I could reasonably see myself repurchasing a few PC games on console if/when they become cheap enough and I want a couch experience, rather than a PC experience (read: we only have one computer, and my wife often uses it for work), or if remastered versions of games are released for a console. Over the past week, I’ve been giving some thought towards purchasing a new console down the road (my laptop won’t play great games well forever, and it’s already four years old), maybe in 2016. There’s a host of titles from the PS360 era that could be remastered that I’d want to jump on if given a chance!
So, I’m not going to judge if someone wants to repurchase a game in a different medium. As long as they’re getting some enjoyment out of it, then who am I to judge? I’m certainly guilty of it. But I will also note that I don’t pay full-price for me repurchases. Anything bought on Steam was absolutely bought on sale, and DEHRDCC was $20, original price $40.
Man, Deus Ex. I spent a considerable amount of time playing it this weekend. It’s vaguely hypnotic.
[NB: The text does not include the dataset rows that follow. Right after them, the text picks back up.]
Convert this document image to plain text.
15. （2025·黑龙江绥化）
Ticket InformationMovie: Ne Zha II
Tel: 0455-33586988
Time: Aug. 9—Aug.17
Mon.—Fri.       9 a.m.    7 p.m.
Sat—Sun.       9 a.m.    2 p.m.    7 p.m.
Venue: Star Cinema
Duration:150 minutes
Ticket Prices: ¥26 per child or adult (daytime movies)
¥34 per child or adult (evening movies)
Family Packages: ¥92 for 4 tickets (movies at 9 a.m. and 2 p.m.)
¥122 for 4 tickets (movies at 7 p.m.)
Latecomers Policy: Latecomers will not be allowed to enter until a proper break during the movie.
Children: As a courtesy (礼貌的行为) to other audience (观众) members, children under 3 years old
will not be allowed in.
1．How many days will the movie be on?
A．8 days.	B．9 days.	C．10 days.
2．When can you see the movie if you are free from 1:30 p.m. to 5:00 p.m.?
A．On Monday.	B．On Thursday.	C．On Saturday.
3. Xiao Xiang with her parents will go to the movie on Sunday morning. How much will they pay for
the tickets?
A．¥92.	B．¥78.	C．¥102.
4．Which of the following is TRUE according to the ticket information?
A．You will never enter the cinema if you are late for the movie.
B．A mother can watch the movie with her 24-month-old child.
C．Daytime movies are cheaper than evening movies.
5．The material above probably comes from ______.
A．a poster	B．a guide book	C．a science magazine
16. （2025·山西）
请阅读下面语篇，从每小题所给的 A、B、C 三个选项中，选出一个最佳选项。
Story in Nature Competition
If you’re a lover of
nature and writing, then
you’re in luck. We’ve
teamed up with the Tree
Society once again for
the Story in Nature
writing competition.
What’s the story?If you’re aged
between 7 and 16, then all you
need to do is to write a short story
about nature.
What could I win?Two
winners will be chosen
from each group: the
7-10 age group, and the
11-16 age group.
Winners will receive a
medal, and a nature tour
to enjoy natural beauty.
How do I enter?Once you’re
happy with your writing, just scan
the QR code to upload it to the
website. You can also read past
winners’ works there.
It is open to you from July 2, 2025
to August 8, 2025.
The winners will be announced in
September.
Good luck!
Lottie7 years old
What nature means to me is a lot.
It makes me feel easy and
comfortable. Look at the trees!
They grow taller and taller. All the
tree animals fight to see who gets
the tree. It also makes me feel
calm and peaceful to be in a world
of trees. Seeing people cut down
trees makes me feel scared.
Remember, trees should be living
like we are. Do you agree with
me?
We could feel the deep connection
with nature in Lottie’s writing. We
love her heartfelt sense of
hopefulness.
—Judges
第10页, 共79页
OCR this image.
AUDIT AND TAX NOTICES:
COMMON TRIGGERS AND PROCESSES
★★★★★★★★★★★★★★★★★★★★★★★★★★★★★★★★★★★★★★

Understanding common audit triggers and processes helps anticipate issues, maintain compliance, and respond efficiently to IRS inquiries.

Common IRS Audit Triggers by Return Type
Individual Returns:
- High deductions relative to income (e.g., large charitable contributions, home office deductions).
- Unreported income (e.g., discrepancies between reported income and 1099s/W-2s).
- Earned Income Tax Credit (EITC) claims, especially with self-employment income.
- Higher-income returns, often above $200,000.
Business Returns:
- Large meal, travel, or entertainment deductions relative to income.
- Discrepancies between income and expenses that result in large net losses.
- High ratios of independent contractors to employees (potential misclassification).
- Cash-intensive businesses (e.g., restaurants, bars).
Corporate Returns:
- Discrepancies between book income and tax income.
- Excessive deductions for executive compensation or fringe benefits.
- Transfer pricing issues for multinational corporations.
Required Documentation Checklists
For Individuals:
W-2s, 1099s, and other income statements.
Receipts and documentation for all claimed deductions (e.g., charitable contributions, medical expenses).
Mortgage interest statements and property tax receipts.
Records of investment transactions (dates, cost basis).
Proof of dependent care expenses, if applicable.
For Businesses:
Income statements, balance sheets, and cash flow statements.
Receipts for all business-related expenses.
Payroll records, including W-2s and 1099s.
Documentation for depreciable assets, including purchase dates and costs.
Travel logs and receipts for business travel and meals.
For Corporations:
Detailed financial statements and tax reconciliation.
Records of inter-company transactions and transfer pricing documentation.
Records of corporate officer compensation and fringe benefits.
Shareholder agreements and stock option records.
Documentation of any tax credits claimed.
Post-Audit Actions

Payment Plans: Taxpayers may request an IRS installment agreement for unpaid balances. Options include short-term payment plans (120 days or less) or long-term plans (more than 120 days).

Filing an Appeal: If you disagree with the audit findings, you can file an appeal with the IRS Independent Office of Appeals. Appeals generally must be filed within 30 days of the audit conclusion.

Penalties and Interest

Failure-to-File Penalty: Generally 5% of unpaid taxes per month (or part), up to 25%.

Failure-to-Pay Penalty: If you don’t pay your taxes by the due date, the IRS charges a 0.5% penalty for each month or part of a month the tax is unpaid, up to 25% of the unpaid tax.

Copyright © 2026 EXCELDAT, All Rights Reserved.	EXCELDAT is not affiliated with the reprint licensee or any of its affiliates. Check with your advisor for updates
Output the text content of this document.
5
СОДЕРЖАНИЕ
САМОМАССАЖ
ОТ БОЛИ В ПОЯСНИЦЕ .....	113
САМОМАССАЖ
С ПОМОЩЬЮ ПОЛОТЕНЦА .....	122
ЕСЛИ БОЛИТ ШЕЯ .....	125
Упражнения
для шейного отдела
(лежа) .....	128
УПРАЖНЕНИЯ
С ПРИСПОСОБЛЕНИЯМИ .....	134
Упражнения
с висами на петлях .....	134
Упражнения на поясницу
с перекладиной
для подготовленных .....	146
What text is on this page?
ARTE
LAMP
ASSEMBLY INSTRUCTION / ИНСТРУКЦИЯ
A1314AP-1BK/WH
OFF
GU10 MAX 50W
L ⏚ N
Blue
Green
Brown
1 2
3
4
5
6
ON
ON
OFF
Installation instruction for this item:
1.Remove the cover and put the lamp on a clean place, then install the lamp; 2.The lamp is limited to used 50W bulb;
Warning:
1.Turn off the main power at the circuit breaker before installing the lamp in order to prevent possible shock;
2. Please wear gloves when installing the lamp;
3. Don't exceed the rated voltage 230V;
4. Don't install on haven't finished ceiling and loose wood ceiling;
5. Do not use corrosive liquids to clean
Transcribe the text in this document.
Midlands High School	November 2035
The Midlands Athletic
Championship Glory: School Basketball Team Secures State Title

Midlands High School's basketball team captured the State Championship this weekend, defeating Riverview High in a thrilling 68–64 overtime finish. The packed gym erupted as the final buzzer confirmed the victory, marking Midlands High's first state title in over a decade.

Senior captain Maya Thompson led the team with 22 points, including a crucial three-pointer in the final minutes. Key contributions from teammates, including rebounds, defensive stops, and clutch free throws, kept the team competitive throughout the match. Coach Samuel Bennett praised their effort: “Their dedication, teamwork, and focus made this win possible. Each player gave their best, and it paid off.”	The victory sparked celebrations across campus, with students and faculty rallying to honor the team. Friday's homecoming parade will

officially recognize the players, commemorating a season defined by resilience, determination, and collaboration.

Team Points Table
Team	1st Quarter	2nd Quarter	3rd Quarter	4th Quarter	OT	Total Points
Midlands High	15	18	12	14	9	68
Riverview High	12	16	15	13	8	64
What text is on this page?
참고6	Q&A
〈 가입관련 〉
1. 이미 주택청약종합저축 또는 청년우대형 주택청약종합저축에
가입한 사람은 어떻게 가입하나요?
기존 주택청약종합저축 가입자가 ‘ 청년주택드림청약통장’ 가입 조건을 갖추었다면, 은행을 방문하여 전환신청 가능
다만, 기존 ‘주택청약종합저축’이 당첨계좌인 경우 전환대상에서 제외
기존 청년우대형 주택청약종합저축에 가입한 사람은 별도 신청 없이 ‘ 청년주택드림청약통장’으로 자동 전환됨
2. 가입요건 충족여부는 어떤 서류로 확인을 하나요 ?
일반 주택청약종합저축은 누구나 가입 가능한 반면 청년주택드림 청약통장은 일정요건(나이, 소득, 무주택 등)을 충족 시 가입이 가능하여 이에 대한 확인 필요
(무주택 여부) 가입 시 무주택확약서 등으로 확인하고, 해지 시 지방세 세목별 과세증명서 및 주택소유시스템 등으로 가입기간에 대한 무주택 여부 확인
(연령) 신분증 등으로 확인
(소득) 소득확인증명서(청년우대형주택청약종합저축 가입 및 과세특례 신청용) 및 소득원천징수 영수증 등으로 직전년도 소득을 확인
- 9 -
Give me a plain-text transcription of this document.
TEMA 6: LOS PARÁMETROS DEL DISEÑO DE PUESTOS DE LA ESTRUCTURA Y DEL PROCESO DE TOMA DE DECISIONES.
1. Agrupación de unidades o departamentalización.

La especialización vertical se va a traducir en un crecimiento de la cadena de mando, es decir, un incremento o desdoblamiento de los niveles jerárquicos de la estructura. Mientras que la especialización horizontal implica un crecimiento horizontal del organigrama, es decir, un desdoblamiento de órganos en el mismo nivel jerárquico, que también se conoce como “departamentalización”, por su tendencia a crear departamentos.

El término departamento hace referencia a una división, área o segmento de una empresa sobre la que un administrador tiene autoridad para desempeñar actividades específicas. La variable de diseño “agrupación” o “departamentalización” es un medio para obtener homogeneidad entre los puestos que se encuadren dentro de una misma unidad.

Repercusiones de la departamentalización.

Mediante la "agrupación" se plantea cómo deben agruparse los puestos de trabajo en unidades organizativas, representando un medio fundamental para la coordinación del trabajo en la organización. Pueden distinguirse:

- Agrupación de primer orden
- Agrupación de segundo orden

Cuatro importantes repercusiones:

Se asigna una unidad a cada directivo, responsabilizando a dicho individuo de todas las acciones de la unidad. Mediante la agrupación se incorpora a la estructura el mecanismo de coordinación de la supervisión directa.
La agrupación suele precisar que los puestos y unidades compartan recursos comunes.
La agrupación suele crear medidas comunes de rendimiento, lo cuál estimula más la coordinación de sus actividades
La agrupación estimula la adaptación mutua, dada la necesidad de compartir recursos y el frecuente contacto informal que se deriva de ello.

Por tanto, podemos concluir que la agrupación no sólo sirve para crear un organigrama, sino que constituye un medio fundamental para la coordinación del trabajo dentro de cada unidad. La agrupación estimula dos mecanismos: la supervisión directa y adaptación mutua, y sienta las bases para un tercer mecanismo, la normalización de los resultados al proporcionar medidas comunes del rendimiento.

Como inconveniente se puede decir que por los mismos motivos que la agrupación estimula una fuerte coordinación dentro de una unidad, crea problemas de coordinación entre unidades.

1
The soundtrack is done by an electronica artist, so it gets very rhythmic and ambient. It’s very relaxing to just walk around, listening to the music. There’s so much to see and experience, and the world-building is absolutely fabulous. Things feel real, like you’re walking around a real neighbourhood. There are conceits, of course, such as the hacking system to open locked doors, and each NPC only has two lines of dialogue coded, many of them repeating across characters (in the Detroit hub-world, I had about half a dozen NPCs complain that their ride, Gerald, was 15 minutes late). But still, it’s fabulous, and the art design, which was probably the most striking thing about it, still completely holds up. Lighting, and the design of lighting structures such as desk-lamps and ceiling lights, is tremendous.
It was my game of the year for 2011, and I don’t regret that decision one bit. It’s just fabulous in every way.
Monday, 7:45 am – Ricky
I’m reaching on this week’s topic, but I think we’ll mostly just be talking about the games we’re playing this week. Except for
matt, who will be playing the game “having a baby” today instead.